В результате на ночлег мы устроились очень поздно, т. к. проговорил и с ним два с половиной часа. Вдохновение, с которым он слушал, пробудило у меня ответное вдохновение поделиться с ним самым главным, а во многом ― и, по большому счету, сокровенным, пардон уж за высокие слова. В общем, я не взвешивал особо, что рассказывать, а что не рассказывать, расслабился и говорил искренне.
Наблюдая его, почему-то вспомнил, как сам в свое время, раздобыв неведомыми путями телефон нашего главного специалиста по зоопсихологии (странную немецко–французскую фамилию которого давно знал по предисловиям ко всем завораживающим меня переводным книжкам по поведению животных), позвонил ему (из автомата около автобусной остановки) и говорю, мол, так и так, я ― восьмиклассник из Балашихи, хочу приобщиться к вашей науке, возьмите меня к себе в лабораторию помогать. Курт тогда хмыкнул, посопел в трубку, а потом засмеялся и говорит: «Ну что же, приезжайте, молодой человек, познакомимся». И как я потом, когда он меня взял, два года после школы ездил туда (два часа в один конец) и даже сам проводил опыты по импринтингу у птенцов. Курт был человек. Но не пошло у меня лабораторное направление, уж больно тянуло в поле.

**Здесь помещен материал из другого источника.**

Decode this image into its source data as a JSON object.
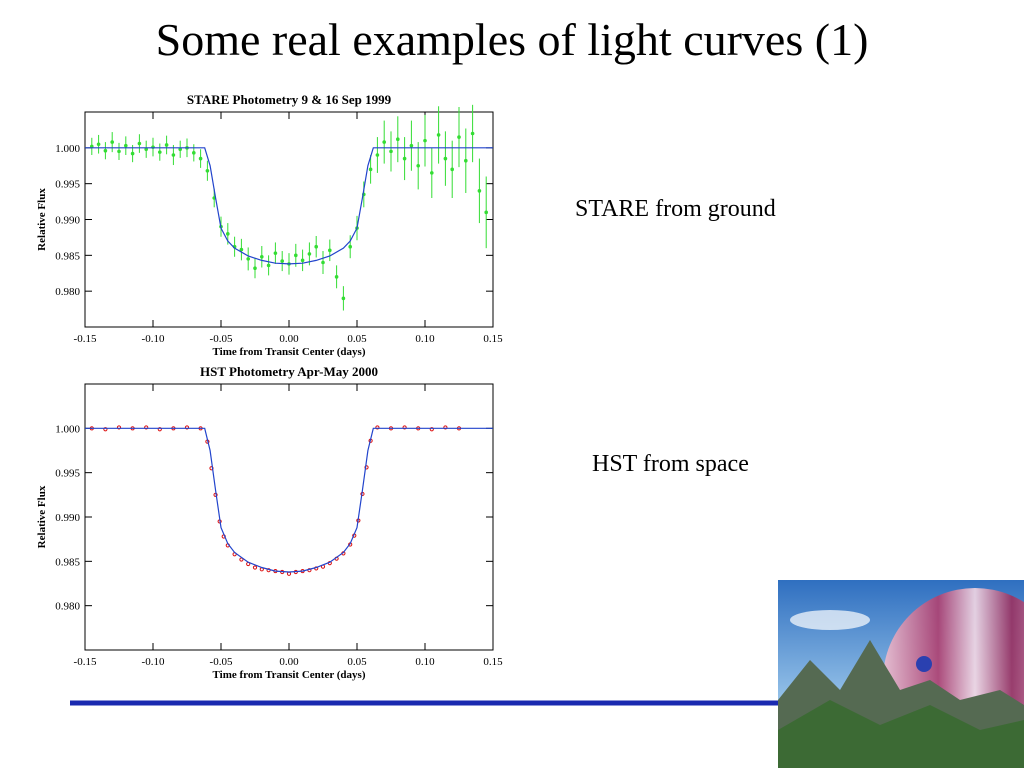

Уже в темноте отправились на Чандыр за водой, наполнили имеющиеся емкости, но попытка профильтровать это кофе–какао оказалась бесполезной: простое переливание жидкой глины из банки А в банку В. Поставили на ночь отстаиваться, а сами по–спартански: две трети моей кружечки (остатки из фляги) на двоих. Ох, и вспомнили свой родничок с прозрачной водичкой, где в первый вечер, в чем мать родила, поливались перед сном после трудовых будней. Вот уж картина бы открылась стороннему наблюдателю! Беспредельные просторы дикой туркменской природы, и в идиллической долинке ― фавны у ручья…
Перед сном я плясал вокруг паяльной лампы как папуас: сушил насквозь мокрые штаны. Улеглись, со своими разговорами за жизнь, совсем поздно.

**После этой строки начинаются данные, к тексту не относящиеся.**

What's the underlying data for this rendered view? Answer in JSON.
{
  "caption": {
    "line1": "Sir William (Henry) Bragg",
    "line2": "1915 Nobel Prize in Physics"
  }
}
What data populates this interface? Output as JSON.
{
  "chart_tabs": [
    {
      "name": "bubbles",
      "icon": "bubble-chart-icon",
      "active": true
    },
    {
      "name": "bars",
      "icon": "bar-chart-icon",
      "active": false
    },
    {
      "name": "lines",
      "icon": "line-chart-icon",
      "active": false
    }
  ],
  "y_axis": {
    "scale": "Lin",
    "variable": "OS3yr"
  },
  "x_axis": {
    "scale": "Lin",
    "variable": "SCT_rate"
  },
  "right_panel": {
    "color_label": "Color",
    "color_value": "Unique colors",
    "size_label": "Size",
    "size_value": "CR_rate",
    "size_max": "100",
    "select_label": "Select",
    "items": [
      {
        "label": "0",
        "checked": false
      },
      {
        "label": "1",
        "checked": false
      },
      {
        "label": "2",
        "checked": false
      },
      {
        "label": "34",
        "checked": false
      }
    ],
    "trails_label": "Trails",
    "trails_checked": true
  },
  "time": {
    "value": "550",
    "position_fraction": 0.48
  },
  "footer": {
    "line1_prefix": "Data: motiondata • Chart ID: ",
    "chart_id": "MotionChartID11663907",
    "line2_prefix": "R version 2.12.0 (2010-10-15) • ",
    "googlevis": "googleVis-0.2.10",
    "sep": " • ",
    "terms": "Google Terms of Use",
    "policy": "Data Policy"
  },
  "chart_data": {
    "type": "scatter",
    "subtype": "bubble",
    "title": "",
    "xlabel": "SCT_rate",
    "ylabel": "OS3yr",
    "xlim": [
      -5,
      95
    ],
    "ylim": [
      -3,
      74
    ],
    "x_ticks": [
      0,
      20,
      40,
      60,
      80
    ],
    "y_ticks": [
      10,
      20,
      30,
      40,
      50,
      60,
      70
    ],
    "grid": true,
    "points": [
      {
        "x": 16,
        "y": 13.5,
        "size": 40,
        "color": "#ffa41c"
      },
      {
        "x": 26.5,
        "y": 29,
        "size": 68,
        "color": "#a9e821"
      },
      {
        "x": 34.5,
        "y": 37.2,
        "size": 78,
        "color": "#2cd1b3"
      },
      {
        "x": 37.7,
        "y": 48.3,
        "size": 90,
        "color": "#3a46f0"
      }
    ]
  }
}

Поразительно. Ночевки в здешних горах раз за разом действуют на меня совершенно феноменальным образом: еженощно я вижу сон, нет, разные сны, но явно поставленные одним и тем же режиссером в единой концептуальной канве. И самое главное во всем этом то, что в происходящем участвуют сразу все люди, которых я люблю и которые мне симпатичны.

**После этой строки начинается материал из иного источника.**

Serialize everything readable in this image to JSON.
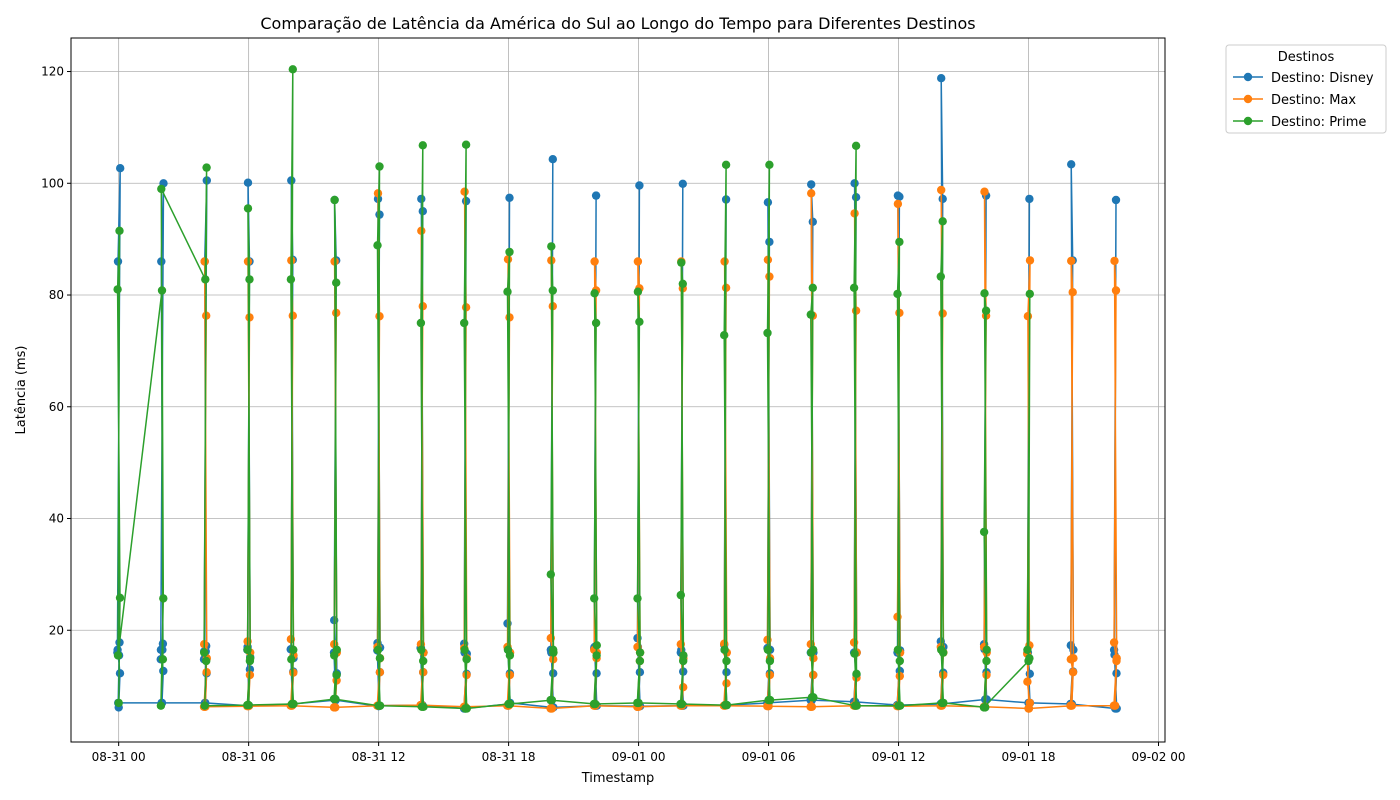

Калейдоскоп лиц и событий (в цвете, естественно) фееричен и невоспроизводим. Контрастом воспринимается интенсивность происходящего во сне действия и то, что я при таком сне отдыхаю, как в нирване. А уж фантасмагория смешения мест, лиц, событий и дат приводит меня в полный восторг: это какое-то неземное вдохновение, придумать такое невозможно».
«19 мая…. Утром встали ― солнце. У меня первая мысль: «Ядрена пень, День пионерии! Больше дела, меньше слов! Будь готов! Всегда готов!» А у Чачи ― день рождения. Еще годик ― и будет нам по тридцать лет. А в восемнадцать казалось, что такого возраста в реальной жизни и не бывает… А если и бывает, то уж нам-то такое точно не грозит…
Встали, собрались и пошли по дороге на восток. И что же ты думаешь? Едет грузовик–развалюха. И куда? В Кара–Калу! Проголосовали, он нас посадил. Водильник оказался ценным кадром: бывший браконьер («…лет шесть уже не охочусь: ноги не те…»); места знает досконально. Через день у него опять рейс в эти края, в точку в двадцати километрах от Казан–Гау; сам предложил подвезти туда, если будет сухо (дожили! «Если будет сухо» ― в пустыне!..).
Уже в долине Сумбара он съехал с дороги и заехал в небольшое ущелье «с особенно хорошей травой» (коровам). Таких цветов я, пожалуй, и не видывал: сплошное разноцветное панно.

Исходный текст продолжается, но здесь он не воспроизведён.